Sort by
Blog

Making Cheating Easier on Wall Street: CTFC Budget Cuts

David Callahan

A basic reason that people break rules is that they believe they can get away with it. And you're more likely to think that you can cheat without consequence if you know that watchdogs won't bark, much less bite.

This observation doesn't just jive intuitively with our understanding of human nature, it also squares with lived reality. Fewer police means more crime. No drug testing in baseball means an epidemic of steroid use. Rare audits mean more tax cheating. And so on.

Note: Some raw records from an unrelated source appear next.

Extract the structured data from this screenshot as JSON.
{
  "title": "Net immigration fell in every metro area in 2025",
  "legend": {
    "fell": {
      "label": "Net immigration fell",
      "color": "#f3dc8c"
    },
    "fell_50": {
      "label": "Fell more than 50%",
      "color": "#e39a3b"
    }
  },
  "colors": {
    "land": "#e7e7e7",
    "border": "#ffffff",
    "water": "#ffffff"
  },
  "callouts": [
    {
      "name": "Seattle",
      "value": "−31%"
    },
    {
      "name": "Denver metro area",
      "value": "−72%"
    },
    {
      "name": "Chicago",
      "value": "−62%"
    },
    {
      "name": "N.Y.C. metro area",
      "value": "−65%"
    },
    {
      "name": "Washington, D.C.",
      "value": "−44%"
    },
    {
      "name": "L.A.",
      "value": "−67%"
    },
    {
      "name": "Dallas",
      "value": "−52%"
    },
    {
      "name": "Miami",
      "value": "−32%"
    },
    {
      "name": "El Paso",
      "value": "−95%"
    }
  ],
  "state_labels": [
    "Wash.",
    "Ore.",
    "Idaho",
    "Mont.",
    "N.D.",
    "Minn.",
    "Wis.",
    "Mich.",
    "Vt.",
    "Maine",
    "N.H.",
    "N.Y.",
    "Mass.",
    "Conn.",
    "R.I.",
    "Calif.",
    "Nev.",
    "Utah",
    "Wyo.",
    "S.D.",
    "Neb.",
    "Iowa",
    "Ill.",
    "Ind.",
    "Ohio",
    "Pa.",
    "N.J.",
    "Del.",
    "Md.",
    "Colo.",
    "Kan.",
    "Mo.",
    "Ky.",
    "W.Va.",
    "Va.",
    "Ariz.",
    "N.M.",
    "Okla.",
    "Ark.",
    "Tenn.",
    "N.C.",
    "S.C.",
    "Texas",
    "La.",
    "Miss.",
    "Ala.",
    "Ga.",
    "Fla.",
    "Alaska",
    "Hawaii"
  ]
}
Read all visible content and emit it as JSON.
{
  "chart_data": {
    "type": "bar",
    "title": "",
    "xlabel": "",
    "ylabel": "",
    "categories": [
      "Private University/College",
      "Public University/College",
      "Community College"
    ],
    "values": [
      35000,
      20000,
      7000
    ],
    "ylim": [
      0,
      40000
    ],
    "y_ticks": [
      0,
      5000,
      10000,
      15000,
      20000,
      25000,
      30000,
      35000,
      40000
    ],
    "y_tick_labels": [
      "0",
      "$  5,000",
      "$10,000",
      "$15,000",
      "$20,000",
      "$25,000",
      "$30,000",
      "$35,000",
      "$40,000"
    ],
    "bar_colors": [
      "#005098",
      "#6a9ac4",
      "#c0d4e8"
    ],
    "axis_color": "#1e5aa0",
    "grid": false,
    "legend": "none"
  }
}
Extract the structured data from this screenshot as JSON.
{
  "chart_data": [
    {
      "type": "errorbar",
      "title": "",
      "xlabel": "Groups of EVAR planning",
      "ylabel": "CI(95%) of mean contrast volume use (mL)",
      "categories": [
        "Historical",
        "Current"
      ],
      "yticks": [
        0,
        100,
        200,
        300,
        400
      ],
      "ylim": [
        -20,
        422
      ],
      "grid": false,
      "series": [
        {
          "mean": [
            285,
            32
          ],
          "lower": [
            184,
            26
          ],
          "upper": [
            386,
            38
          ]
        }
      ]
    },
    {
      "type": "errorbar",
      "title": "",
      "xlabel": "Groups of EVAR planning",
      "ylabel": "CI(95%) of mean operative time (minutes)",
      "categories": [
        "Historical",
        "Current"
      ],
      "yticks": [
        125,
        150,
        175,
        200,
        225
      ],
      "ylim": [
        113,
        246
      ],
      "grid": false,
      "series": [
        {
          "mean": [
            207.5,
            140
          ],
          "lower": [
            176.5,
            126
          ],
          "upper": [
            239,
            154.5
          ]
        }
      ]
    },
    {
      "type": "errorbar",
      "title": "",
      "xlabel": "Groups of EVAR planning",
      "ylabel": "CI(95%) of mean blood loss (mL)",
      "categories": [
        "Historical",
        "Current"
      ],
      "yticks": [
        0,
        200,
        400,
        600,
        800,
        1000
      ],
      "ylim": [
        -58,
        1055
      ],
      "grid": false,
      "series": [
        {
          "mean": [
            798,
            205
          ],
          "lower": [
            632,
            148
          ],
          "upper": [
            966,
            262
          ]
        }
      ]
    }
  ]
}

Wall Street, of course, is the mother of all case studies of how lax oversight leads to more cheating. Here, in the world of big money, the incentives for bad behavior are astronomically high -- especially given how huge fortunes can be made before the market imposes any punishments for cheating (a corrective that libertarians believe, wrongly, can deter most wrongdoing).

You'd think that this simple truth would be fresh in people's minds, with the U.S. still grappling with the aftermath of a financial crisis that was brought on, in part, by widespread cheating by banks, mortgage brokers, and various other players.

Apparently not.

This week Congress decided to give the Commodity Futures Trading Commission, a key Wall Street watchdog which polices the derivatives market, a third less money than the Obama Administration had requested. That means that the CFTC will not only have a hard enough time doing its current job, but will find it difficult to implement the Dodd-Frank law. That's exactly the point, of course: Republicans hate Dodd-Frank and want to neuter this legislation. Since they can't repeal it, the next best thing is to defund efforts to implement the law.

This attack on the CFTC comes, ironically, even as we are being reminded about why we need watchdogs on Wall Street. Some $600 million in customer money is still missing at MF Global and the CFTC is in charge of getting to the bottom of this mystery. And the MF Global meltdown may not have happened at all if the CFTC had been a tougher, more powerful regulator.

The MF Global bankruptcy is tiny compared to past financial disasters. But it's worth noting that the amount of money that its customers may end up losing, just from the missing cash alone, is roughly three times larger than the entire annual budget of the CFTC.